È quello che capita, mezzanotte dopo mezzanotte, a Gil (uno stralunato, incredulo Owen Wilson), in Midnight in Paris, il miglior Woody Allen degli ultimi anni (il film è del 2011, ndr), un film che ricorda, come impianto narrativo, La Rosa purpurea del Cairo, senza tuttavia l’incolmabile malinconia di questo. Perché, nonostante la sua apparente inadeguatezza davanti a un modello ideale, la vita va avanti e soprattutto perché si può scoprire di non essere gli unici segnati dalla frustrazione e dal rimpianto di un’epoca mai vissuta e che tutti, proprio tutti, persino, che so, Gauguin e Degas, hanno sogna- to un altrove passato e irraggiungibile.

Aperto da una successione di vedute parigine che ricordano, a colori, le immagini in bianco e nero con cui iniziava Manhattan, Midnight in Paris comincia con la classica successione di scene di coppia e coppie, di battibecchi, attrazioni, fastidi della commedia alleniana. Niente di nuovo, all’apparenza. Poi, appunto allo scoccare della mezzanotte, Parigi prende il sopravvento, l’anima della città (almeno, l’anima che piace a Gil) prende forma e il sogno si materializza. Ogni notte, la Bentley-carrozza passa a prendere lo scrittore-Cenerentola, per portarlo a nuovi incontri e a nuovi, pazzeschi, confronti letterari: Gertrude Stein legge il suo libro e gli dà consigli; Hemingway vuole fare a cazzotti con lui, Salvador Dalí vuole fargli il ritratto e Man Ray – surrealista – sostiene che l’avventura che Gil sta vivendo è assolutamente normale.

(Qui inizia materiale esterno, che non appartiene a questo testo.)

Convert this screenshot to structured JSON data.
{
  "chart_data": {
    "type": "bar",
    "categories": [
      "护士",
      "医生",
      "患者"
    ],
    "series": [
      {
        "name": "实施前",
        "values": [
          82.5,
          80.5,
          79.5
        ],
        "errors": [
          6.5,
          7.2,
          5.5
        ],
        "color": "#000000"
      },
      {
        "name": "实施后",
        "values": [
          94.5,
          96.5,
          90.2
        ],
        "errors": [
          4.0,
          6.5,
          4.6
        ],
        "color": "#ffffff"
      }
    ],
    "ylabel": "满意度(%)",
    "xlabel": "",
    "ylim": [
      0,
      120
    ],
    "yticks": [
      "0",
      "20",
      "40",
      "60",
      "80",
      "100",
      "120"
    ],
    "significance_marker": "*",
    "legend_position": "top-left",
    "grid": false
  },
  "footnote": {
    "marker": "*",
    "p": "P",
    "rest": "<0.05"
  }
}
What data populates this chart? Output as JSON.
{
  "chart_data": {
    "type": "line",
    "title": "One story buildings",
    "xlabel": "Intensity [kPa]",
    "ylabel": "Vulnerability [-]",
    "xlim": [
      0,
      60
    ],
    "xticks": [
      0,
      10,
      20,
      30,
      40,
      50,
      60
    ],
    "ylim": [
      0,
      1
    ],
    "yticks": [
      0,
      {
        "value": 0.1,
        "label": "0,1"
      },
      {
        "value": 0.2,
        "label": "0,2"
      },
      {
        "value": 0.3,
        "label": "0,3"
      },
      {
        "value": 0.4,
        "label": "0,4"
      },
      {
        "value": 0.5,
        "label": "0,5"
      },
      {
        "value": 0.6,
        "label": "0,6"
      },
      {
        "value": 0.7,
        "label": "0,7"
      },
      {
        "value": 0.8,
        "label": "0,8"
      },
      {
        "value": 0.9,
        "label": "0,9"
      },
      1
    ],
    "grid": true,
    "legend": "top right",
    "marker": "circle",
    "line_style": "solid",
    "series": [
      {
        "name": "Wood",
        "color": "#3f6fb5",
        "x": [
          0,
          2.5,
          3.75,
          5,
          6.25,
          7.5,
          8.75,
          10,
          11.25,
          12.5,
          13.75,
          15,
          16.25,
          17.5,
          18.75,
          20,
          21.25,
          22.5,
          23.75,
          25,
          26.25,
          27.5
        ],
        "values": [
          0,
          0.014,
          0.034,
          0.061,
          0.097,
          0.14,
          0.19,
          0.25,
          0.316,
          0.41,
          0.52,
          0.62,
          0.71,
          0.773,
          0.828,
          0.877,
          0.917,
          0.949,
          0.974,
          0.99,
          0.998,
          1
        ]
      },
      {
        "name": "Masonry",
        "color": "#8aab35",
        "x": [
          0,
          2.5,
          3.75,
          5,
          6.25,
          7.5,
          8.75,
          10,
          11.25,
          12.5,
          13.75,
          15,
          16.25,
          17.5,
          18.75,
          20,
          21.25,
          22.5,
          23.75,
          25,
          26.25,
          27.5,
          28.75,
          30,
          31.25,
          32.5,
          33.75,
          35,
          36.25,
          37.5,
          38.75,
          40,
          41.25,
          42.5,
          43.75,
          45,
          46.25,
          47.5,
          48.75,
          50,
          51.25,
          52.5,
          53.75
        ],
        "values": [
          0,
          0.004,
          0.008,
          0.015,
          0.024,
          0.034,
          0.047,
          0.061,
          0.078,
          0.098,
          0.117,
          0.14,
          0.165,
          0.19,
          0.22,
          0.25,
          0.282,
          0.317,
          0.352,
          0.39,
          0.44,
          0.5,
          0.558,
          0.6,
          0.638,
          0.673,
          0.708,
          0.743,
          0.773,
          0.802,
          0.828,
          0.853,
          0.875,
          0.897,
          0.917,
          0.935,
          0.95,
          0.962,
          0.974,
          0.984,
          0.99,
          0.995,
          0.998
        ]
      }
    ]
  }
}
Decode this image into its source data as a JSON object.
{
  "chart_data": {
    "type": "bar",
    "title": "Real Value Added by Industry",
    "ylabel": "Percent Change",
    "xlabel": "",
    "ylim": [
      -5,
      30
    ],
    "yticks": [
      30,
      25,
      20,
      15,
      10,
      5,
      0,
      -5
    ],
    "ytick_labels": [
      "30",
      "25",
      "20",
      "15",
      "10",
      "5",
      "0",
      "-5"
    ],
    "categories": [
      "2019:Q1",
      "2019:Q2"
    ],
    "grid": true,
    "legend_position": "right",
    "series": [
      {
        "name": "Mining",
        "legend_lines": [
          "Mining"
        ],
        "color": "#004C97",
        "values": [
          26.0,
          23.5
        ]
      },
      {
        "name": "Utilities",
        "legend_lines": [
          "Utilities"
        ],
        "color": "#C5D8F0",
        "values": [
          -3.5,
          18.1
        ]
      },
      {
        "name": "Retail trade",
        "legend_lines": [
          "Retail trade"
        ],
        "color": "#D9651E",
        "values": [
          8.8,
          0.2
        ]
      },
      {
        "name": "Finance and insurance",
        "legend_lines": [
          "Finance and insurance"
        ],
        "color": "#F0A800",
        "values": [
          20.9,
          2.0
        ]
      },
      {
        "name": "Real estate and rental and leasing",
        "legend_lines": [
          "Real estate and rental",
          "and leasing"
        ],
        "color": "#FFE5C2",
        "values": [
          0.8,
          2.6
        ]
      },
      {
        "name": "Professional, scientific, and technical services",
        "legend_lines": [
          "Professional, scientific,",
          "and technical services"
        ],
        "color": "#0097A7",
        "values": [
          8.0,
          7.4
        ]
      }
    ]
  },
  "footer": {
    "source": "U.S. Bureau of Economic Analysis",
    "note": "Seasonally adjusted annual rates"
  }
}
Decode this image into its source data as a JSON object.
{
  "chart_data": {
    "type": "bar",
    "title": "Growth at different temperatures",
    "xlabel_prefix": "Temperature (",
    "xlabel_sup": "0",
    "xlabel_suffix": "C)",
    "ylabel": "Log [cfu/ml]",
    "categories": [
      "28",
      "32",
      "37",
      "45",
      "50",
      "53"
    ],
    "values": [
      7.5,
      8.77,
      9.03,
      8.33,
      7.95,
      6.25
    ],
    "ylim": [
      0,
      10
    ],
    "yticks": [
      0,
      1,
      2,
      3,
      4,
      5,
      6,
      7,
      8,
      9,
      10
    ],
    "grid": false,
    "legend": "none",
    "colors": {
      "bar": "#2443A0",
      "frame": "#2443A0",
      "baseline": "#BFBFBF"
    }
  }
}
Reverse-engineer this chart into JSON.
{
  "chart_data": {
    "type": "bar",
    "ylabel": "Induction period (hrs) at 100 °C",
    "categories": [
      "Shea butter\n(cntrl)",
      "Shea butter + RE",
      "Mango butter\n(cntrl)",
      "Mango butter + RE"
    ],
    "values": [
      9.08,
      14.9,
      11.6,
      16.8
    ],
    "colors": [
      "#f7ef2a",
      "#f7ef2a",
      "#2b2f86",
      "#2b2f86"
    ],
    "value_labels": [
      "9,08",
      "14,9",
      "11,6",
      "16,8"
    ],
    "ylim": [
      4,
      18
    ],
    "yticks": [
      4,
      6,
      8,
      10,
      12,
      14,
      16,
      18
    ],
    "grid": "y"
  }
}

Un fuoco di fila di riferimenti-battute-gag-schizzi, messi a punto in una sceneggiatura scintillante, nello stesso tempo coltissima e leggerissima, dove non esistono macchiette ma solo personaggi a tutto tondo, delineati attraverso i loro proverbiali tratti artistici (su tutti, Dalí, la Stein, Hemingway e Buñuel).

Scritto con amore e intelligenza, Midnight in Paris è il migliore dei film realizzati da Woody Allen in Europa; forse perché Parigi gli è più affine di quanto non fossero Londra e Barcellona, Allen questa volta è riuscito a liberare l’essenza della città dalla necessità della sua riproduzione, a lasciar guidare il suo occhio e la sua scrittura (esattamente come Gil lascia guidare la sua vita) dalle suggestioni sotterranee e casuali. Perché in fondo il caso e il sogno (e il cinema) si assomigliano.